"Ladies and Gentleman. Welcome to Yankee Stadium on the day we honor our Captain and Leader Derek Jeter. Now we will send it down to the field for your ceremonies with John Sterling and Michael Kay"
"Welcome everyone to Derek Jeter Day in which we honor our beloved Captain and Leader Derek Jeter. We will bring out many people who were very important to Derek's career. His parents. His family. Joe Torre. His great teammates like Posada and Mariano and O'Neil and Cone and Bern Baby Burn Bernie Williams. Plus people that have nothing to do with him like Harold Reynolds and Cal Ripken and Michael Jordan. We will celebrate Derek's bright and shiny career as a Yankee Legend. What do we have up first Michael?"
"Well John we have the forty three players who played second base in tandem with Derek. Welcome all of these second baseman. We have Mariano Duncan and Chuck Knoblauch and Andy Fox and Pat Kelly and Homer "I Blame" Bush and Miguel "Let's Bomb" Cairo. Let's give them a big Yankee Stadium welcome......."
"BOOOOOOOOO! YOU SUCK!!!!!! GET LOST!!!!!!!!!
"And that's how we do it here in Yankee Stadium John. Perhaps some of them have a few words to say? Here's Chuck Knoblauch to speak on behalf of all of them. Chuck?"

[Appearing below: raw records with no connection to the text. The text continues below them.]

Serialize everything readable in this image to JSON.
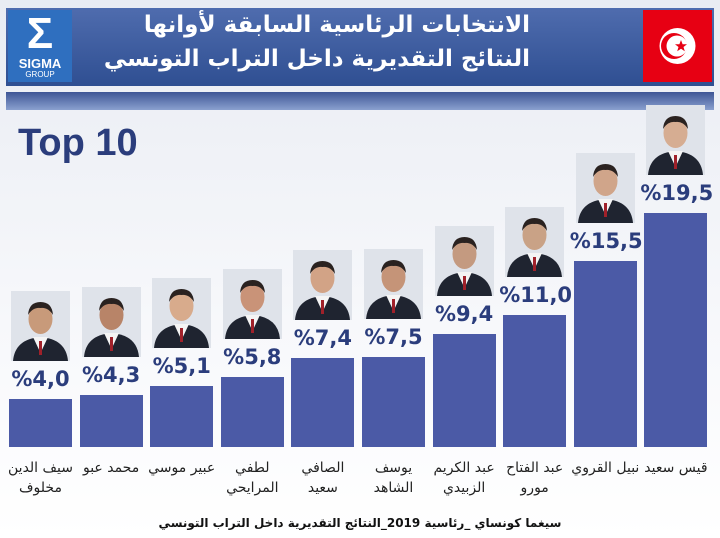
{
  "header": {
    "title_line1": "الانتخابات الرئاسية السابقة لأوانها",
    "title_line2": "النتائج التقديرية داخل التراب التونسي",
    "logo": "SIGMA",
    "logo_sub": "GROUP"
  },
  "chart_data": {
    "type": "bar",
    "subtitle": "Top 10",
    "categories": [
      "سيف الدين مخلوف",
      "محمد عبو",
      "عبير موسي",
      "لطفي المرايحي",
      "الصافي سعيد",
      "يوسف الشاهد",
      "عبد الكريم الزبيدي",
      "عبد الفتاح مورو",
      "نبيل القروي",
      "قيس سعيد"
    ],
    "values": [
      4.0,
      4.3,
      5.1,
      5.8,
      7.4,
      7.5,
      9.4,
      11.0,
      15.5,
      19.5
    ],
    "value_labels": [
      "%4,0",
      "%4,3",
      "%5,1",
      "%5,8",
      "%7,4",
      "%7,5",
      "%9,4",
      "%11,0",
      "%15,5",
      "%19,5"
    ],
    "color": "#4b5aa6"
  },
  "footer": "سيغما كونساي _رئاسية 2019_النتائج التقديرية داخل التراب التونسي"
}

"LOOK I AM NOT CRAZY! SO I BECAME A GARDENER AND MARRIED A DRIED UP OLD BAT FOR HER MONEY! I AM NOT CRAZY! I LOST ALL ME MONEY TO BERNIE MADOFF AND THE THING IS WHEN I THROW HER A FUCK AND MISS SHE DOESN'T"T CARE! I AM NOT CRAZZZZZEEEEEEE!!!!!!!!!"

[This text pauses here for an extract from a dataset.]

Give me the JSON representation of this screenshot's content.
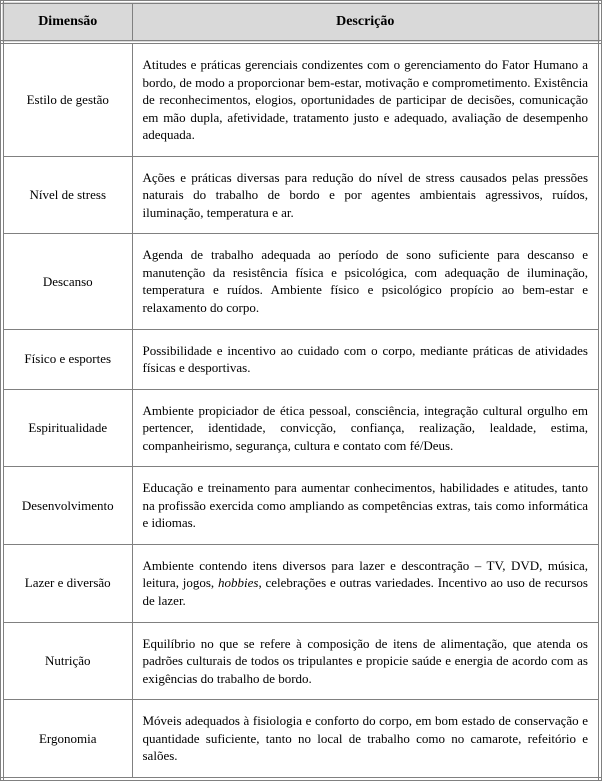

"Thanks for that Chuck.......err maybe the nurses can help him out....so lets continue with our program. The only list that is longer then the second basemen that the Captain has played for is the women he has banged in his Yankee career. So let's have a big Yankee Stadium welcome for all the bitches that Derek Jeter has banged.....Come on down ladies....welcome Jessica Biel and Minka Kelly and Jordan Brewster and Gabrielle Union and Jessica Alba and three hundred cocktail waitresses, fifty bartenders, sixty five chambermaids, twelve reporters and of course the one and only Mariah Carey! Welcome Ladies!"
"BOOOOOOOOOOOOO! YOU SUCK!!!!! YOU REALLY SUCK!!!! I MEAN YOU SUCK AT SUCKING OTHERWISE HE WOULDN'T"T HAVE DROPPED YOU!!!!! SHOW US YOUR TITS!!!!"
"So let's get Mariah to step up and speak for all the girls since she was his first celebrity date. Mimi?"
"Thank you John. I just wanted to say that my days with Derek were among the best of my life and even though I am married to Nick Cannon he really only has a pop gun so Derek I want to give my digits ...... wait a minute....what is going on?"
"Sorry Mimi but a stiff wind just blew up and for some reason all of the guests on the field seem to have fainted. Do you smell the ocean.......ARRRRRGGGHHHHH!!!!!!"
"BOOOOOOOOOOOO!!!!!!!! THIS SUCKS!!!!!!!!! WHEN IS THE GIANT GAME STARTING?"
"We will be right back after this word from our sponsor. GET THE HAZMATT TEAM OUT HERE STAT!"